David ‘Freddie’ Carr has re-signed with British Challenger, INEOS Britannia, for his sixth America’s Cup Campaign, and third consecutive Campaign with the British Challenger.
“After New Zealand, I felt I had a huge amount of unfinished business. To be able to come back as a cyclor and challenge again for Britain means everything to me”
Freddie grew up on the Isle of Wight, completely immersed in the sport of sailing as his father, Rod Carr OBE, was a coach at the National Sailing Centre at the time. Freddie was never ‘pushed’ into sailing, but instead was just one of the five sports he participated in and enjoyed, growing up.
Freddie clearly remembers seeing, now Team Principal and Skipper, Ben Ainslie take home silver at the 1992 Atlanta Olympic Games. It was that moment that Freddie realised, “that’s what I want to do.”
In 2000, Freddie headed South to Auckland and won the Youth Match Racing World Championships. While in Auckland, Freddie got his first glimpse of the America’s Cup. “I will never forget how grand it was, the match between New Zealand and Prada [Challenge]. It was, and still is, the top of the sporting world. It became something that I have wanted to win more than anything in the world.”
Fast forward three years, and Freddie got himself an internship with GBR Challenge in Cowes for the summer, and subsequently spent all of his next two and a half years of university breaks training with the team in Auckland. The learnings that Carr was grounded in from that experience got him invited to join the Swedish Victory Challenge for the 2007 America’s Cup in Valencia. Freddie secured a position as the main grinder on the racing crew for that 32nd America’s Cup.
Since 2007, Freddie has been part of four more America’s Cup Campaigns: Team Origin (AC33), Luna Rossa (AC34), Ben Ainslie Racing (AC35), INEOS TEAM UK (AC36). With 19 years of experience, Freddie has witnessed just how much the America’s Cup world has evolved. “Over the past decade, grinders have been growing more aerobically athletic, moving towards continuous power output with the arms.” When the Protocol came out for the 37th America’s Cup announcing that power output could now come from the legs, however, it stopped Freddie in his tracks.

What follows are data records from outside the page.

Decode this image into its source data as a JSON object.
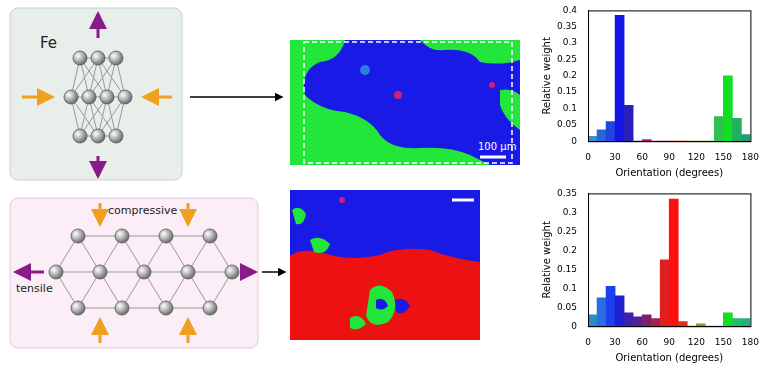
{
  "diagrams": [
    {
      "labels": [
        "Fe"
      ]
    },
    {
      "labels": [
        "compressive",
        "tensile"
      ]
    }
  ],
  "scale_bar": "100 µm",
  "chart_data": [
    {
      "type": "bar",
      "bins": [
        0,
        10,
        20,
        30,
        40,
        50,
        60,
        70,
        80,
        90,
        100,
        110,
        120,
        130,
        140,
        150,
        160,
        170,
        180
      ],
      "values": [
        0.015,
        0.035,
        0.06,
        0.385,
        0.11,
        0,
        0.005,
        0,
        0,
        0,
        0,
        0,
        0,
        0,
        0.075,
        0.2,
        0.07,
        0.02
      ],
      "colors": [
        "#3a8fd0",
        "#2a66d8",
        "#1f44e0",
        "#1414e6",
        "#2a1fb8",
        "#3a20a0",
        "#b0206a",
        "#a02050",
        "#e02020",
        "#ff1010",
        "#e03010",
        "#c05010",
        "#80a020",
        "#60b020",
        "#30c050",
        "#10e020",
        "#20b060",
        "#20a078"
      ],
      "xlim": [
        0,
        180
      ],
      "xticks": [
        0,
        30,
        60,
        90,
        120,
        150,
        180
      ],
      "ylim": [
        0,
        0.4
      ],
      "yticks": [
        0,
        0.05,
        0.1,
        0.15,
        0.2,
        0.25,
        0.3,
        0.35,
        0.4
      ],
      "x_label": "Orientation (degrees)",
      "y_label": "Relative weight",
      "grid": false
    },
    {
      "type": "bar",
      "bins": [
        0,
        10,
        20,
        30,
        40,
        50,
        60,
        70,
        80,
        90,
        100,
        110,
        120,
        130,
        140,
        150,
        160,
        170,
        180
      ],
      "values": [
        0.03,
        0.075,
        0.105,
        0.08,
        0.035,
        0.025,
        0.03,
        0.02,
        0.175,
        0.335,
        0.012,
        0,
        0.006,
        0,
        0,
        0.035,
        0.02,
        0.02
      ],
      "colors": [
        "#2a8fc8",
        "#2a6fe0",
        "#1a40f0",
        "#2020d0",
        "#3a20b0",
        "#5a2090",
        "#7a2070",
        "#a02050",
        "#e02020",
        "#ff1010",
        "#e03010",
        "#c05010",
        "#80a020",
        "#60b020",
        "#40c030",
        "#10e020",
        "#20c060",
        "#20b080"
      ],
      "xlim": [
        0,
        180
      ],
      "xticks": [
        0,
        30,
        60,
        90,
        120,
        150,
        180
      ],
      "ylim": [
        0,
        0.35
      ],
      "yticks": [
        0,
        0.05,
        0.1,
        0.15,
        0.2,
        0.25,
        0.3,
        0.35
      ],
      "x_label": "Orientation (degrees)",
      "y_label": "Relative weight",
      "grid": false
    }
  ]
}
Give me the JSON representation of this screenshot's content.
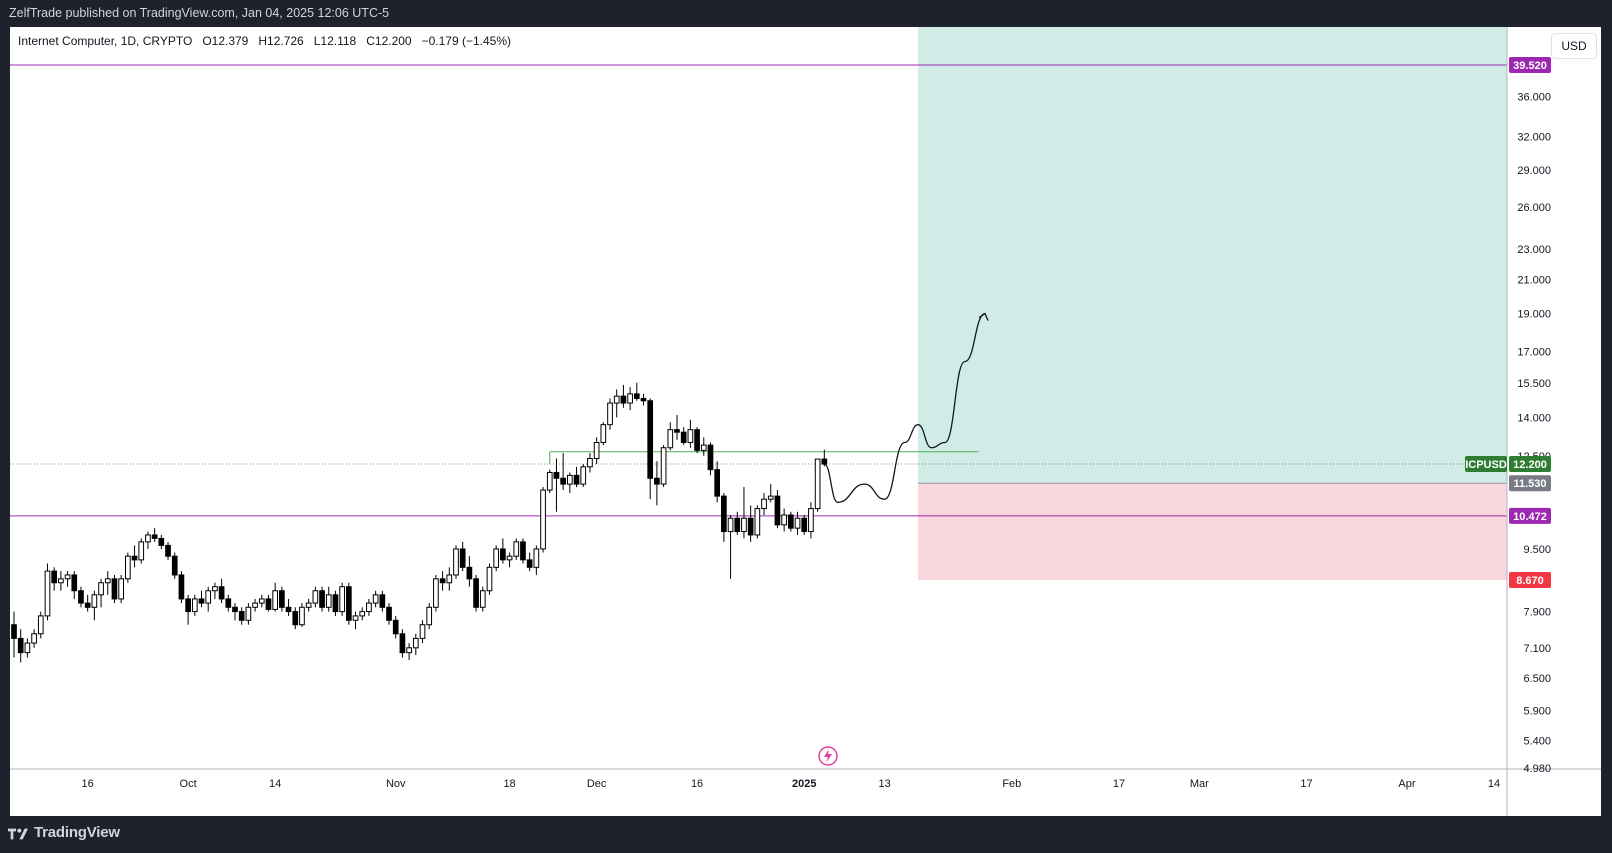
{
  "header": {
    "publish_line": "ZelfTrade published on TradingView.com, Jan 04, 2025 12:06 UTC-5"
  },
  "footer": {
    "brand": "TradingView",
    "logo_icon": "tradingview-logo-icon"
  },
  "legend": {
    "symbol": "Internet Computer, 1D, CRYPTO",
    "o_label": "O",
    "o_value": "12.379",
    "h_label": "H",
    "h_value": "12.726",
    "l_label": "L",
    "l_value": "12.118",
    "c_label": "C",
    "c_value": "12.200",
    "change": "−0.179 (−1.45%)"
  },
  "currency": "USD",
  "colors": {
    "background": "#ffffff",
    "frame": "#1e222d",
    "up_candle": "#ffffff",
    "down_candle": "#000000",
    "wick": "#000000",
    "horizontal_line": "#9c27b0",
    "resistance_line": "#4caf50",
    "target_zone": "#d1ece6",
    "stop_zone": "#fad7dc",
    "ticker_tag": "#2e7d32",
    "entry_tag": "#787b86",
    "stop_tag": "#f23645",
    "level_tag": "#9c27b0"
  },
  "chart_data": {
    "type": "candlestick",
    "symbol": "ICPUSD",
    "timeframe": "1D",
    "y_scale": "log",
    "ylim": [
      4.98,
      48
    ],
    "y_ticks": [
      "4.980",
      "5.400",
      "5.900",
      "6.500",
      "7.100",
      "7.900",
      "8.700",
      "9.500",
      "10.472",
      "11.530",
      "12.200",
      "12.500",
      "14.000",
      "15.500",
      "17.000",
      "19.000",
      "21.000",
      "23.000",
      "26.000",
      "29.000",
      "32.000",
      "36.000",
      "39.520"
    ],
    "x_ticks": [
      "16",
      "Oct",
      "14",
      "Nov",
      "18",
      "Dec",
      "16",
      "2025",
      "13",
      "Feb",
      "17",
      "Mar",
      "17",
      "Apr",
      "14"
    ],
    "x_range": [
      "2024-09-05",
      "2025-04-14"
    ],
    "candles": [
      {
        "date": "2024-09-05",
        "o": 7.6,
        "h": 7.9,
        "l": 6.9,
        "c": 7.3
      },
      {
        "date": "2024-09-06",
        "o": 7.3,
        "h": 7.5,
        "l": 6.8,
        "c": 7.0
      },
      {
        "date": "2024-09-07",
        "o": 7.0,
        "h": 7.3,
        "l": 6.9,
        "c": 7.2
      },
      {
        "date": "2024-09-08",
        "o": 7.2,
        "h": 7.5,
        "l": 7.1,
        "c": 7.4
      },
      {
        "date": "2024-09-09",
        "o": 7.4,
        "h": 7.9,
        "l": 7.3,
        "c": 7.8
      },
      {
        "date": "2024-09-10",
        "o": 7.8,
        "h": 9.1,
        "l": 7.7,
        "c": 8.9
      },
      {
        "date": "2024-09-11",
        "o": 8.9,
        "h": 9.0,
        "l": 8.4,
        "c": 8.6
      },
      {
        "date": "2024-09-12",
        "o": 8.6,
        "h": 8.9,
        "l": 8.4,
        "c": 8.7
      },
      {
        "date": "2024-09-13",
        "o": 8.7,
        "h": 8.9,
        "l": 8.5,
        "c": 8.8
      },
      {
        "date": "2024-09-14",
        "o": 8.8,
        "h": 8.9,
        "l": 8.2,
        "c": 8.4
      },
      {
        "date": "2024-09-15",
        "o": 8.4,
        "h": 8.5,
        "l": 8.0,
        "c": 8.1
      },
      {
        "date": "2024-09-16",
        "o": 8.1,
        "h": 8.3,
        "l": 7.9,
        "c": 8.0
      },
      {
        "date": "2024-09-17",
        "o": 8.0,
        "h": 8.4,
        "l": 7.7,
        "c": 8.3
      },
      {
        "date": "2024-09-18",
        "o": 8.3,
        "h": 8.7,
        "l": 8.0,
        "c": 8.6
      },
      {
        "date": "2024-09-19",
        "o": 8.6,
        "h": 8.9,
        "l": 8.3,
        "c": 8.7
      },
      {
        "date": "2024-09-20",
        "o": 8.7,
        "h": 8.8,
        "l": 8.1,
        "c": 8.2
      },
      {
        "date": "2024-09-21",
        "o": 8.2,
        "h": 8.8,
        "l": 8.1,
        "c": 8.7
      },
      {
        "date": "2024-09-22",
        "o": 8.7,
        "h": 9.4,
        "l": 8.6,
        "c": 9.3
      },
      {
        "date": "2024-09-23",
        "o": 9.3,
        "h": 9.6,
        "l": 9.0,
        "c": 9.2
      },
      {
        "date": "2024-09-24",
        "o": 9.2,
        "h": 9.8,
        "l": 9.1,
        "c": 9.7
      },
      {
        "date": "2024-09-25",
        "o": 9.7,
        "h": 10.0,
        "l": 9.5,
        "c": 9.9
      },
      {
        "date": "2024-09-26",
        "o": 9.9,
        "h": 10.1,
        "l": 9.7,
        "c": 9.8
      },
      {
        "date": "2024-09-27",
        "o": 9.8,
        "h": 9.9,
        "l": 9.5,
        "c": 9.6
      },
      {
        "date": "2024-09-28",
        "o": 9.6,
        "h": 9.7,
        "l": 9.2,
        "c": 9.3
      },
      {
        "date": "2024-09-29",
        "o": 9.3,
        "h": 9.4,
        "l": 8.7,
        "c": 8.8
      },
      {
        "date": "2024-09-30",
        "o": 8.8,
        "h": 8.9,
        "l": 8.1,
        "c": 8.2
      },
      {
        "date": "2024-10-01",
        "o": 8.2,
        "h": 8.3,
        "l": 7.6,
        "c": 7.9
      },
      {
        "date": "2024-10-02",
        "o": 7.9,
        "h": 8.3,
        "l": 7.8,
        "c": 8.2
      },
      {
        "date": "2024-10-03",
        "o": 8.2,
        "h": 8.4,
        "l": 8.0,
        "c": 8.1
      },
      {
        "date": "2024-10-04",
        "o": 8.1,
        "h": 8.5,
        "l": 7.9,
        "c": 8.4
      },
      {
        "date": "2024-10-05",
        "o": 8.4,
        "h": 8.6,
        "l": 8.2,
        "c": 8.5
      },
      {
        "date": "2024-10-06",
        "o": 8.5,
        "h": 8.7,
        "l": 8.1,
        "c": 8.2
      },
      {
        "date": "2024-10-07",
        "o": 8.2,
        "h": 8.3,
        "l": 7.9,
        "c": 8.0
      },
      {
        "date": "2024-10-08",
        "o": 8.0,
        "h": 8.1,
        "l": 7.7,
        "c": 7.9
      },
      {
        "date": "2024-10-09",
        "o": 7.9,
        "h": 8.0,
        "l": 7.6,
        "c": 7.7
      },
      {
        "date": "2024-10-10",
        "o": 7.7,
        "h": 8.1,
        "l": 7.6,
        "c": 8.0
      },
      {
        "date": "2024-10-11",
        "o": 8.0,
        "h": 8.2,
        "l": 7.9,
        "c": 8.1
      },
      {
        "date": "2024-10-12",
        "o": 8.1,
        "h": 8.3,
        "l": 8.0,
        "c": 8.2
      },
      {
        "date": "2024-10-13",
        "o": 8.2,
        "h": 8.3,
        "l": 7.9,
        "c": 7.95
      },
      {
        "date": "2024-10-14",
        "o": 7.95,
        "h": 8.6,
        "l": 7.9,
        "c": 8.4
      },
      {
        "date": "2024-10-15",
        "o": 8.4,
        "h": 8.5,
        "l": 7.9,
        "c": 8.0
      },
      {
        "date": "2024-10-16",
        "o": 8.0,
        "h": 8.2,
        "l": 7.8,
        "c": 7.9
      },
      {
        "date": "2024-10-17",
        "o": 7.9,
        "h": 8.0,
        "l": 7.5,
        "c": 7.6
      },
      {
        "date": "2024-10-18",
        "o": 7.6,
        "h": 8.1,
        "l": 7.55,
        "c": 8.0
      },
      {
        "date": "2024-10-19",
        "o": 8.0,
        "h": 8.2,
        "l": 7.9,
        "c": 8.1
      },
      {
        "date": "2024-10-20",
        "o": 8.1,
        "h": 8.5,
        "l": 8.0,
        "c": 8.4
      },
      {
        "date": "2024-10-21",
        "o": 8.4,
        "h": 8.5,
        "l": 7.9,
        "c": 8.0
      },
      {
        "date": "2024-10-22",
        "o": 8.0,
        "h": 8.5,
        "l": 7.9,
        "c": 8.3
      },
      {
        "date": "2024-10-23",
        "o": 8.3,
        "h": 8.4,
        "l": 7.8,
        "c": 7.9
      },
      {
        "date": "2024-10-24",
        "o": 7.9,
        "h": 8.6,
        "l": 7.8,
        "c": 8.5
      },
      {
        "date": "2024-10-25",
        "o": 8.5,
        "h": 8.6,
        "l": 7.6,
        "c": 7.7
      },
      {
        "date": "2024-10-26",
        "o": 7.7,
        "h": 7.9,
        "l": 7.5,
        "c": 7.8
      },
      {
        "date": "2024-10-27",
        "o": 7.8,
        "h": 8.0,
        "l": 7.7,
        "c": 7.9
      },
      {
        "date": "2024-10-28",
        "o": 7.9,
        "h": 8.2,
        "l": 7.8,
        "c": 8.1
      },
      {
        "date": "2024-10-29",
        "o": 8.1,
        "h": 8.4,
        "l": 8.0,
        "c": 8.3
      },
      {
        "date": "2024-10-30",
        "o": 8.3,
        "h": 8.4,
        "l": 7.9,
        "c": 8.0
      },
      {
        "date": "2024-10-31",
        "o": 8.0,
        "h": 8.1,
        "l": 7.6,
        "c": 7.7
      },
      {
        "date": "2024-11-01",
        "o": 7.7,
        "h": 7.8,
        "l": 7.3,
        "c": 7.4
      },
      {
        "date": "2024-11-02",
        "o": 7.4,
        "h": 7.5,
        "l": 6.9,
        "c": 7.0
      },
      {
        "date": "2024-11-03",
        "o": 7.0,
        "h": 7.2,
        "l": 6.85,
        "c": 7.1
      },
      {
        "date": "2024-11-04",
        "o": 7.1,
        "h": 7.4,
        "l": 6.95,
        "c": 7.3
      },
      {
        "date": "2024-11-05",
        "o": 7.3,
        "h": 7.7,
        "l": 7.2,
        "c": 7.6
      },
      {
        "date": "2024-11-06",
        "o": 7.6,
        "h": 8.1,
        "l": 7.5,
        "c": 8.0
      },
      {
        "date": "2024-11-07",
        "o": 8.0,
        "h": 8.8,
        "l": 7.9,
        "c": 8.7
      },
      {
        "date": "2024-11-08",
        "o": 8.7,
        "h": 8.9,
        "l": 8.4,
        "c": 8.6
      },
      {
        "date": "2024-11-09",
        "o": 8.6,
        "h": 9.0,
        "l": 8.4,
        "c": 8.8
      },
      {
        "date": "2024-11-10",
        "o": 8.8,
        "h": 9.6,
        "l": 8.7,
        "c": 9.5
      },
      {
        "date": "2024-11-11",
        "o": 9.5,
        "h": 9.7,
        "l": 8.9,
        "c": 9.0
      },
      {
        "date": "2024-11-12",
        "o": 9.0,
        "h": 9.3,
        "l": 8.5,
        "c": 8.7
      },
      {
        "date": "2024-11-13",
        "o": 8.7,
        "h": 8.8,
        "l": 7.9,
        "c": 8.0
      },
      {
        "date": "2024-11-14",
        "o": 8.0,
        "h": 8.5,
        "l": 7.9,
        "c": 8.4
      },
      {
        "date": "2024-11-15",
        "o": 8.4,
        "h": 9.1,
        "l": 8.3,
        "c": 9.0
      },
      {
        "date": "2024-11-16",
        "o": 9.0,
        "h": 9.6,
        "l": 8.9,
        "c": 9.5
      },
      {
        "date": "2024-11-17",
        "o": 9.5,
        "h": 9.8,
        "l": 9.1,
        "c": 9.2
      },
      {
        "date": "2024-11-18",
        "o": 9.2,
        "h": 9.4,
        "l": 9.0,
        "c": 9.3
      },
      {
        "date": "2024-11-19",
        "o": 9.3,
        "h": 9.8,
        "l": 9.2,
        "c": 9.7
      },
      {
        "date": "2024-11-20",
        "o": 9.7,
        "h": 9.8,
        "l": 9.1,
        "c": 9.2
      },
      {
        "date": "2024-11-21",
        "o": 9.2,
        "h": 9.4,
        "l": 8.9,
        "c": 9.0
      },
      {
        "date": "2024-11-22",
        "o": 9.0,
        "h": 9.6,
        "l": 8.8,
        "c": 9.5
      },
      {
        "date": "2024-11-23",
        "o": 9.5,
        "h": 11.4,
        "l": 9.4,
        "c": 11.3
      },
      {
        "date": "2024-11-24",
        "o": 11.3,
        "h": 12.0,
        "l": 11.2,
        "c": 11.9
      },
      {
        "date": "2024-11-25",
        "o": 11.9,
        "h": 12.4,
        "l": 10.6,
        "c": 11.7
      },
      {
        "date": "2024-11-26",
        "o": 11.7,
        "h": 12.6,
        "l": 11.3,
        "c": 11.5
      },
      {
        "date": "2024-11-27",
        "o": 11.5,
        "h": 11.9,
        "l": 11.2,
        "c": 11.8
      },
      {
        "date": "2024-11-28",
        "o": 11.8,
        "h": 12.1,
        "l": 11.4,
        "c": 11.5
      },
      {
        "date": "2024-11-29",
        "o": 11.5,
        "h": 12.2,
        "l": 11.4,
        "c": 12.1
      },
      {
        "date": "2024-11-30",
        "o": 12.1,
        "h": 12.6,
        "l": 11.9,
        "c": 12.4
      },
      {
        "date": "2024-12-01",
        "o": 12.4,
        "h": 13.2,
        "l": 12.2,
        "c": 13.0
      },
      {
        "date": "2024-12-02",
        "o": 13.0,
        "h": 13.8,
        "l": 12.9,
        "c": 13.7
      },
      {
        "date": "2024-12-03",
        "o": 13.7,
        "h": 14.8,
        "l": 13.5,
        "c": 14.6
      },
      {
        "date": "2024-12-04",
        "o": 14.6,
        "h": 15.2,
        "l": 14.0,
        "c": 14.9
      },
      {
        "date": "2024-12-05",
        "o": 14.9,
        "h": 15.4,
        "l": 14.4,
        "c": 14.6
      },
      {
        "date": "2024-12-06",
        "o": 14.6,
        "h": 15.3,
        "l": 14.3,
        "c": 15.0
      },
      {
        "date": "2024-12-07",
        "o": 15.0,
        "h": 15.5,
        "l": 14.7,
        "c": 14.8
      },
      {
        "date": "2024-12-08",
        "o": 14.8,
        "h": 15.0,
        "l": 14.5,
        "c": 14.7
      },
      {
        "date": "2024-12-09",
        "o": 14.7,
        "h": 14.8,
        "l": 11.0,
        "c": 11.7
      },
      {
        "date": "2024-12-10",
        "o": 11.7,
        "h": 12.3,
        "l": 10.8,
        "c": 11.5
      },
      {
        "date": "2024-12-11",
        "o": 11.5,
        "h": 12.9,
        "l": 11.4,
        "c": 12.8
      },
      {
        "date": "2024-12-12",
        "o": 12.8,
        "h": 13.8,
        "l": 12.7,
        "c": 13.5
      },
      {
        "date": "2024-12-13",
        "o": 13.5,
        "h": 14.1,
        "l": 13.1,
        "c": 13.4
      },
      {
        "date": "2024-12-14",
        "o": 13.4,
        "h": 13.6,
        "l": 12.9,
        "c": 13.0
      },
      {
        "date": "2024-12-15",
        "o": 13.0,
        "h": 13.9,
        "l": 12.8,
        "c": 13.5
      },
      {
        "date": "2024-12-16",
        "o": 13.5,
        "h": 13.6,
        "l": 12.6,
        "c": 12.7
      },
      {
        "date": "2024-12-17",
        "o": 12.7,
        "h": 13.2,
        "l": 12.5,
        "c": 12.9
      },
      {
        "date": "2024-12-18",
        "o": 12.9,
        "h": 13.0,
        "l": 11.8,
        "c": 12.0
      },
      {
        "date": "2024-12-19",
        "o": 12.0,
        "h": 12.3,
        "l": 10.9,
        "c": 11.1
      },
      {
        "date": "2024-12-20",
        "o": 11.1,
        "h": 11.2,
        "l": 9.7,
        "c": 10.0
      },
      {
        "date": "2024-12-21",
        "o": 10.0,
        "h": 10.5,
        "l": 8.7,
        "c": 10.4
      },
      {
        "date": "2024-12-22",
        "o": 10.4,
        "h": 10.6,
        "l": 9.9,
        "c": 10.0
      },
      {
        "date": "2024-12-23",
        "o": 10.0,
        "h": 11.4,
        "l": 9.8,
        "c": 10.4
      },
      {
        "date": "2024-12-24",
        "o": 10.4,
        "h": 10.8,
        "l": 9.7,
        "c": 9.9
      },
      {
        "date": "2024-12-25",
        "o": 9.9,
        "h": 10.8,
        "l": 9.8,
        "c": 10.7
      },
      {
        "date": "2024-12-26",
        "o": 10.7,
        "h": 11.2,
        "l": 10.5,
        "c": 11.0
      },
      {
        "date": "2024-12-27",
        "o": 11.0,
        "h": 11.5,
        "l": 10.9,
        "c": 11.1
      },
      {
        "date": "2024-12-28",
        "o": 11.1,
        "h": 11.3,
        "l": 10.1,
        "c": 10.2
      },
      {
        "date": "2024-12-29",
        "o": 10.2,
        "h": 10.7,
        "l": 10.0,
        "c": 10.5
      },
      {
        "date": "2024-12-30",
        "o": 10.5,
        "h": 10.6,
        "l": 10.0,
        "c": 10.1
      },
      {
        "date": "2024-12-31",
        "o": 10.1,
        "h": 10.6,
        "l": 9.9,
        "c": 10.4
      },
      {
        "date": "2025-01-01",
        "o": 10.4,
        "h": 10.5,
        "l": 9.9,
        "c": 10.0
      },
      {
        "date": "2025-01-02",
        "o": 10.0,
        "h": 10.9,
        "l": 9.8,
        "c": 10.7
      },
      {
        "date": "2025-01-03",
        "o": 10.7,
        "h": 12.4,
        "l": 10.6,
        "c": 12.38
      },
      {
        "date": "2025-01-04",
        "o": 12.379,
        "h": 12.726,
        "l": 12.118,
        "c": 12.2
      }
    ],
    "horizontal_levels": [
      {
        "price": 39.52,
        "label": "39.520",
        "color": "#9c27b0"
      },
      {
        "price": 10.472,
        "label": "10.472",
        "color": "#9c27b0"
      }
    ],
    "resistance_line": {
      "price": 12.65,
      "from": "2024-11-24",
      "to": "2025-01-27",
      "color": "#4caf50"
    },
    "long_position": {
      "start": "2025-01-18",
      "end": "2025-04-14",
      "entry": 11.53,
      "target": 48,
      "stop": 8.67,
      "entry_label": "11.530",
      "stop_label": "8.670"
    },
    "last_price": {
      "symbol": "ICPUSD",
      "price": 12.2,
      "label": "12.200"
    },
    "projection_path": [
      [
        "2025-01-04",
        12.2
      ],
      [
        "2025-01-06",
        10.9
      ],
      [
        "2025-01-10",
        11.5
      ],
      [
        "2025-01-13",
        11.0
      ],
      [
        "2025-01-16",
        13.0
      ],
      [
        "2025-01-18",
        13.7
      ],
      [
        "2025-01-20",
        12.8
      ],
      [
        "2025-01-22",
        13.0
      ],
      [
        "2025-01-25",
        16.5
      ],
      [
        "2025-01-28",
        19.0
      ]
    ]
  }
}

“For the first time ever, my America’s Cup journey was in flux. I didn’t see what my next stop was, I couldn’t see a clear journey. I had to make a conscious decision that for the next four months I had to train as a cyclist to see if my scores could add value to the team, as well as continue to add value as a sailor.”
To be re-joining the British Challenger as a cyclor for his sixth America’s Cup, it's the team he gets to work with that keeps bringing Freddie back to the team. “The thing that I love the most about the Cup is working with this group of people: the teammates, the culture, the people, the common goal. Everything just flows.”
Speaking about Freddie re-joining the team, Ben Ainslie added:
“Freddie is a hugely passionate sailor who is all about winning the America’s Cup for Britain. He has a huge amount of experience, as now one of our more senior sailors on the team. His athletic natural capability combined with his work ethic and determination, he is a huge part of the engine room on the AC75, and the whole team.”
More so than ever, Freddie feels, “completely humbled and very proud” to be joining INEOS Britannia as another opportunity to fulfill a dream he has had since he was 18 years old, to win the America’s Cup.